Mikhail Khodorkovsky: The Coming Years Will Be The Toughest In Vladimir Putin’s Life

May 7, 2018

An important, obvious and predictable conclusion you could make in comparison with the demonstrations around the 2012 inauguration of Vladimir Putin is that repression has successfully reduced the size of the protest movement by about 10 times, but has nevertheless toughened those who did take a stand.

Photo: Valentin Egorshin

The people who are now prepared to come out and demonstrate are now prepared for violent confrontation.  The authorities have once again raised the stakes; now they’re really beating people.  From the side of the Kremlin authorities there are two options left: mass repression and live fire amidst barricades.

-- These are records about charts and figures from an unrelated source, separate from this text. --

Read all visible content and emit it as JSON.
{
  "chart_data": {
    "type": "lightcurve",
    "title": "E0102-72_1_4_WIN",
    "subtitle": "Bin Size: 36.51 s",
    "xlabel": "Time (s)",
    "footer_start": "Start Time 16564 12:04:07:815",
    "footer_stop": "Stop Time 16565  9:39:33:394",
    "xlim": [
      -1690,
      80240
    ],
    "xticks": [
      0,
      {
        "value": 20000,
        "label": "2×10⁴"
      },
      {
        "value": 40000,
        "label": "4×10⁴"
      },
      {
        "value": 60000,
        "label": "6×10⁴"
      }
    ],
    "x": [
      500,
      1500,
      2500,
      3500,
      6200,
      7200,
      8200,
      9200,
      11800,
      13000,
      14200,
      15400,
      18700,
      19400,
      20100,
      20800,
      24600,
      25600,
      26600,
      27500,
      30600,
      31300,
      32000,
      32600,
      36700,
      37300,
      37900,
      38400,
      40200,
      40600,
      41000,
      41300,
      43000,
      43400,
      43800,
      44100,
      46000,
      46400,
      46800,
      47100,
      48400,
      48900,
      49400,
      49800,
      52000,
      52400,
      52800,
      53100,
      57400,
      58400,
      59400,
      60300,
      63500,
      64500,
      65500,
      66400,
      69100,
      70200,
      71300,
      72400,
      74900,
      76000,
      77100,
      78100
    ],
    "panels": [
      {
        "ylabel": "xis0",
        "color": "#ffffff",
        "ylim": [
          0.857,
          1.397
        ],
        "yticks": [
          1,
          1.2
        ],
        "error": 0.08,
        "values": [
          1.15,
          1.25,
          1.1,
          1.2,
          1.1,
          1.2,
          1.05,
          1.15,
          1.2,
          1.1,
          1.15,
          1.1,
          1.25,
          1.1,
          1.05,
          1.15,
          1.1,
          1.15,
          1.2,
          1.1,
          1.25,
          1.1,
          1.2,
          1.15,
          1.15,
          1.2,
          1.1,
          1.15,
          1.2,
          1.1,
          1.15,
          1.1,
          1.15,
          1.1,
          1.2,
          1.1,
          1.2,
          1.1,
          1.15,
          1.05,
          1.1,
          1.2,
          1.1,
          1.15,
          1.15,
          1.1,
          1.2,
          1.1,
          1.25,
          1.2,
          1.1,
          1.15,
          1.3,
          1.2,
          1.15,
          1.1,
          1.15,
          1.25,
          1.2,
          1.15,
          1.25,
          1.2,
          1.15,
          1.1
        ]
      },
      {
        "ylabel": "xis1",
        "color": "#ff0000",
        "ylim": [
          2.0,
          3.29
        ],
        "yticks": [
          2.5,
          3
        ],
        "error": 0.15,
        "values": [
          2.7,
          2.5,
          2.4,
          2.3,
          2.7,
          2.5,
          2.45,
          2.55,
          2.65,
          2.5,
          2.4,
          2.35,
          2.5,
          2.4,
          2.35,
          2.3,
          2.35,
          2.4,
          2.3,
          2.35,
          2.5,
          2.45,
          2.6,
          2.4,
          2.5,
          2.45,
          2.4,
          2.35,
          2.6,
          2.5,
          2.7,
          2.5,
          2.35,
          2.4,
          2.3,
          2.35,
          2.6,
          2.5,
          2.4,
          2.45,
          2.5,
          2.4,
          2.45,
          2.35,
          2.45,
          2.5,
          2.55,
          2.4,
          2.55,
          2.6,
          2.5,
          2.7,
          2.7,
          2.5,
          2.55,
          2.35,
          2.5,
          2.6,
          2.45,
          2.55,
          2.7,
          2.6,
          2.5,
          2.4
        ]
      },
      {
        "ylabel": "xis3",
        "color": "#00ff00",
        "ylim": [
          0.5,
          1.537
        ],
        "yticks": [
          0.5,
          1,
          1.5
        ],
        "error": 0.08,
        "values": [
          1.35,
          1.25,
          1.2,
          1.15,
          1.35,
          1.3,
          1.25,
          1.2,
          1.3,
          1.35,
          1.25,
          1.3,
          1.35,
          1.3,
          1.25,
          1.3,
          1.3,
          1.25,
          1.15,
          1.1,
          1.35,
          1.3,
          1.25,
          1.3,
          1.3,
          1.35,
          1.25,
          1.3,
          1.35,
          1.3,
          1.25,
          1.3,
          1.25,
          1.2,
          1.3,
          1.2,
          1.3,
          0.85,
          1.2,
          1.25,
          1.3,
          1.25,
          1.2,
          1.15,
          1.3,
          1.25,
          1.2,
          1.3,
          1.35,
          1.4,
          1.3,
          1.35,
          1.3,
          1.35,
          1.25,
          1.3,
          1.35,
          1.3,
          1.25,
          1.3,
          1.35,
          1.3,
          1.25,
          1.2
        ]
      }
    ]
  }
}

The main problem is that this youthful protest movement is overshadowed by a whole generation of parents; a generation who are all too familiar with the use of force; people whose adulthood took place throughout the 1990s.  The Kemerovo mall fire showed that even the accidental death of children can produce a severe and unexpected reaction.  This is one of many things that could trigger an avalanche.

Moreover, four years of stagnation has shattered people’s future prospects, particularly in the country’s more remote regions, and this protest movement is spreading across the country.  The liberal-democratic opposition has brought a form of left-wing protest to the streets, and today’s “Communists”, having become social-democrats, are now Kremlin collaborations, in short: they are servants.  We need real allies on the left, not cowards who have been corrupted by power.

The Kremlin has three options: controlled liberalisation, which will allow us to hope for a soft transition of power (although it’s doubtful Putin would allow such a thing); a new long-term rise in living standards (in short: a fantasy); or another foreign military adventure, which would certainly end in a lot of blood being spilled.  There is no good option here.  The coming years will be the toughest years of Putin’s life, and he himself is responsible for that.

Our most important common task is political education.  There is very little time left, perhaps just a few years.  The only question is: what does the future have in store for Russia besides the collapse of the Putin regime? A new dictatorship? European democracy?  The answer to that question depends on us and our efforts today.